Eric’s fiancée was represented by a competent counsel; we addressed her concerns intelligently and the agreement was finalized in a few drafts, each refining the prior version.

Ann’s fiancée’s representation was, hum, different. During our negotiations, the attorney added terms to the agreement that had not been discussed or agreed to. I emailed the other attorney my comments that said, regarding the new term “The parties did not agree to this.” When I reviewed the revised agreement, I was shocked to read that term I commented on now read “The parties did not agree to this!!” 

Needless to say, we had to go through countless drafts to get the agreement right.

Each time, the agreement was revised and reviewed, Eric incurred more legal fees.

In another case, my client’s husband was represented by a family friend who clearly did not practice family law in New York. Her inexperience showed. Negotiations failed because the inexperienced attorney was inflexible and advocating positions unsupported by law. This left my client no choice but to litigate. When we conferenced the case with the judge, the judge summarily rejected every one of my adversary’s arguments.

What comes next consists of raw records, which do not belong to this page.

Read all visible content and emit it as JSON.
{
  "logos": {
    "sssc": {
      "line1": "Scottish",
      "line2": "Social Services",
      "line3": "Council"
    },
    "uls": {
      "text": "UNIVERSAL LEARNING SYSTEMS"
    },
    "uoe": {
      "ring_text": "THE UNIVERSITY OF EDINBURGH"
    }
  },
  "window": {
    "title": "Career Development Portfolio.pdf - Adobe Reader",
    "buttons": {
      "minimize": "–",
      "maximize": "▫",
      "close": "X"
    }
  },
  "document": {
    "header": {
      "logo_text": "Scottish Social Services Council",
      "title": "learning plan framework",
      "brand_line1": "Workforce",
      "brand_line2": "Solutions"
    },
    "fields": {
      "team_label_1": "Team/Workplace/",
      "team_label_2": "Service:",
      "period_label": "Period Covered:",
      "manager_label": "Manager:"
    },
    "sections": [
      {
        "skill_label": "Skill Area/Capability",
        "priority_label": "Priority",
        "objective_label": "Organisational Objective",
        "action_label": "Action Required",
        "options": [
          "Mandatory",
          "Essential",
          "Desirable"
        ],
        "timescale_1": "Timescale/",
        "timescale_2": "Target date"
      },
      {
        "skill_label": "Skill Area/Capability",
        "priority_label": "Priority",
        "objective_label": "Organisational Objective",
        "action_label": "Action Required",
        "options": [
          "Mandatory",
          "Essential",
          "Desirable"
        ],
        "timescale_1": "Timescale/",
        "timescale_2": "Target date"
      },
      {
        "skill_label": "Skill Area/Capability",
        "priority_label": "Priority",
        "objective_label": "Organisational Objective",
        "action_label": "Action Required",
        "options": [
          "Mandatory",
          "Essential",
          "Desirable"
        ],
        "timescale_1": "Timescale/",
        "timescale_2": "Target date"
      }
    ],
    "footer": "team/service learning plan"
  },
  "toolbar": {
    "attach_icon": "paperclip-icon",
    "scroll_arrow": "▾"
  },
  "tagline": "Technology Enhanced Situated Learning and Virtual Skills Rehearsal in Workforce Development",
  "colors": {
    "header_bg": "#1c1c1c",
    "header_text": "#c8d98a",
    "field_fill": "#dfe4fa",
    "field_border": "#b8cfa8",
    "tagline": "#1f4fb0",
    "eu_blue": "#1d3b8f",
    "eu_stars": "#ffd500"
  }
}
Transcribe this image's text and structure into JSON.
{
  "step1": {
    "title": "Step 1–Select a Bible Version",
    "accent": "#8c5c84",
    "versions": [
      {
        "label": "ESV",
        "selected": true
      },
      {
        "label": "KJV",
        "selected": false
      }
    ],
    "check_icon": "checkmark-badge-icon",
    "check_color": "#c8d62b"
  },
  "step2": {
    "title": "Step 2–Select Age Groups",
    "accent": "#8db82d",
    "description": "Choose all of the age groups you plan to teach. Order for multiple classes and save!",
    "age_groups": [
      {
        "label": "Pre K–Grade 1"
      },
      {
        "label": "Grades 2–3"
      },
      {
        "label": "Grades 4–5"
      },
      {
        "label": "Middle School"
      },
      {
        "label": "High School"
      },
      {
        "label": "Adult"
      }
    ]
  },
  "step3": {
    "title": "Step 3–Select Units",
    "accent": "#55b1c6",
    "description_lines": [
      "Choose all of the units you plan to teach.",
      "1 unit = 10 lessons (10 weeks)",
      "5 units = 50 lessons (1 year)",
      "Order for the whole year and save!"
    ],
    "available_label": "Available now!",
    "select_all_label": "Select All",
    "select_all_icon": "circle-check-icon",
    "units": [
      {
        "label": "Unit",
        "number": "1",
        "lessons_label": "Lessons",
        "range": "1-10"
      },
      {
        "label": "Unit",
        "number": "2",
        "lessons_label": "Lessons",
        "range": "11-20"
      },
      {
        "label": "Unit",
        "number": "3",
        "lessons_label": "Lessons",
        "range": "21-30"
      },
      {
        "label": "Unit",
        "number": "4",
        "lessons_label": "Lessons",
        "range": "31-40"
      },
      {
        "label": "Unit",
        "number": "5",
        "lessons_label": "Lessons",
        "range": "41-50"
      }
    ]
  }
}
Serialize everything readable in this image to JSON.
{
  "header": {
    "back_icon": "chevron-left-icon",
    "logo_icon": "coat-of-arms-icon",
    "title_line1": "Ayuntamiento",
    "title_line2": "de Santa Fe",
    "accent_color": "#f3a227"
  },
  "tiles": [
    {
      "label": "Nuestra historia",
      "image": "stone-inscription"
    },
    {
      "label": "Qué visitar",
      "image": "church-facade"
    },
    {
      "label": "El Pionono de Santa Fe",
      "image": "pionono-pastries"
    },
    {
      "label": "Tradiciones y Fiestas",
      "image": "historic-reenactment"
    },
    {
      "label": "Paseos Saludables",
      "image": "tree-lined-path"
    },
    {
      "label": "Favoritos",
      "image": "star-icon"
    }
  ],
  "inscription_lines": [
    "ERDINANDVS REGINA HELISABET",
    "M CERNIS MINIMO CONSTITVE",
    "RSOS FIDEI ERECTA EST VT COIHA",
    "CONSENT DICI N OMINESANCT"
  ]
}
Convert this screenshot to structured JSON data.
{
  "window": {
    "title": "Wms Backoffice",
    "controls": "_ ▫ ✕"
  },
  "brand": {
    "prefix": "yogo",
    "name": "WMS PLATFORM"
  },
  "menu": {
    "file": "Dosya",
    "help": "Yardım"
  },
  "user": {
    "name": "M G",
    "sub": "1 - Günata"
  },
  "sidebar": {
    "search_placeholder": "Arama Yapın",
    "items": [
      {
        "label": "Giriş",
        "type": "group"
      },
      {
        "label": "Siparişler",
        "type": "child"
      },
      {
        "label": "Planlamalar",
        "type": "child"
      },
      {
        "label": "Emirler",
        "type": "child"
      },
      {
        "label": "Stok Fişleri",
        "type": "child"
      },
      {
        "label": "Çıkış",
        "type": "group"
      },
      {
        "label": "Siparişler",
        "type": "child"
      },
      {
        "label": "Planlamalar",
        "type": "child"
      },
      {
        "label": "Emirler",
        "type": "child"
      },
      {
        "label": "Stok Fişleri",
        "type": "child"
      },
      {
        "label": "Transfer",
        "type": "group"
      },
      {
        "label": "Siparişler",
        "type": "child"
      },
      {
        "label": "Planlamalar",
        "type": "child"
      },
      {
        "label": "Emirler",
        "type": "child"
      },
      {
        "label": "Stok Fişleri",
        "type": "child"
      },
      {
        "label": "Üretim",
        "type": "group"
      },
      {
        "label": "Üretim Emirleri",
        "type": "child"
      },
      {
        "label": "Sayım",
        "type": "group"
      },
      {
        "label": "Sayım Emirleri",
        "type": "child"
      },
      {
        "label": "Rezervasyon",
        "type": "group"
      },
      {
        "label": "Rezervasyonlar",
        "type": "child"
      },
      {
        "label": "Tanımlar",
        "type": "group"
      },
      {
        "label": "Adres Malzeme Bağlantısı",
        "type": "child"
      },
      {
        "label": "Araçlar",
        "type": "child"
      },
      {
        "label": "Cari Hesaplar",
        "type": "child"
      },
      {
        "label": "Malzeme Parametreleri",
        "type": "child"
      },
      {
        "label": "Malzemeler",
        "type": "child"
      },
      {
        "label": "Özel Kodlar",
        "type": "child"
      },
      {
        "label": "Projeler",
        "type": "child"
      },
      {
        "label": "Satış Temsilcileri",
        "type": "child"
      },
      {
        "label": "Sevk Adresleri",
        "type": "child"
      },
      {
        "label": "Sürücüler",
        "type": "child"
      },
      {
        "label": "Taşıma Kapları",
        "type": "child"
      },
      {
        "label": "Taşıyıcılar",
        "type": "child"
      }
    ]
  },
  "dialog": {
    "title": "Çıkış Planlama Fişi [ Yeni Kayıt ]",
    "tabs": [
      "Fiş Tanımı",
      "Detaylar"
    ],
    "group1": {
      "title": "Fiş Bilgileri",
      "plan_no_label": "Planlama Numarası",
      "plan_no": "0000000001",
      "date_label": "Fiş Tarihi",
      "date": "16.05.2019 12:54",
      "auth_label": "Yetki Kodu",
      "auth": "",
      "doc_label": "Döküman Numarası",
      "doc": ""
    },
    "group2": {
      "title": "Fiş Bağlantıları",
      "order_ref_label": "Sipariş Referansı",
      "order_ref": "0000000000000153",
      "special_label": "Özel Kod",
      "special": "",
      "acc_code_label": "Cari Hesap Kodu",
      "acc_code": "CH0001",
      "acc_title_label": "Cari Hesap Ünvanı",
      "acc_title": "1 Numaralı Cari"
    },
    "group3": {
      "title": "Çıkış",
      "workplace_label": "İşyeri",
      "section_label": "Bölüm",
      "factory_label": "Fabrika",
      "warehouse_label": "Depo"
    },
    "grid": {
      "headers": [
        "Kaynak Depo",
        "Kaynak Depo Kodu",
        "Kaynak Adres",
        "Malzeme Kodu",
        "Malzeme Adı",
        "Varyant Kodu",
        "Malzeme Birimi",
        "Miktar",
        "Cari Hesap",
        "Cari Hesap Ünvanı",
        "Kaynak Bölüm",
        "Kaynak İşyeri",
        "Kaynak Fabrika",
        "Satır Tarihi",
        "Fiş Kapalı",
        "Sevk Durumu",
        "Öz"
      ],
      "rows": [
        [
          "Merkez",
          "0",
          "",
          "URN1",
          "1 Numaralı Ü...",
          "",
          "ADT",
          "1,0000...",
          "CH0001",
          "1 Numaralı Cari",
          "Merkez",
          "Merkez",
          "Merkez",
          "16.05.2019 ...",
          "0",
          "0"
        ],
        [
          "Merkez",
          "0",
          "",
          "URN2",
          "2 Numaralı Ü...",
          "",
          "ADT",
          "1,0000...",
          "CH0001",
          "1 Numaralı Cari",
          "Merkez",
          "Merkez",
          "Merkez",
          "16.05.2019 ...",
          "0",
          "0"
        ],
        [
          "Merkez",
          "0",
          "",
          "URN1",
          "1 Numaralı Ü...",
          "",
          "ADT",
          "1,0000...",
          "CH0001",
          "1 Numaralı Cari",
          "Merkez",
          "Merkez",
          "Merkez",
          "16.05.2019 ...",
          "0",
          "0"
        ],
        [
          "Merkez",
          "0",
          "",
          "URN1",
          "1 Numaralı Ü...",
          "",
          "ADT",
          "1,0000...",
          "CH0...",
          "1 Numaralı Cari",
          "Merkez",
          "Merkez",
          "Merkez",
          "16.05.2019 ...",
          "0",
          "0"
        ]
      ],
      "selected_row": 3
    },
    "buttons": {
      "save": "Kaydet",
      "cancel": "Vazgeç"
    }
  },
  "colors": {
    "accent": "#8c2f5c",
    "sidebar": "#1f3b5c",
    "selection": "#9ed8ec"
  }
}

Even though my client “won” she had a much higher legal bill than if her husband was represented by competent counsel. My client’s spouse lost too; because his attorney was inflexible and locked on unsustainable positions, my client was less willing to compromise after the judge ruled in her favor.

In an environment where time is money, you need your attorney to represent you efficiently. That may be impossible to do when your adversary is inattentive, inexperienced or incompetent.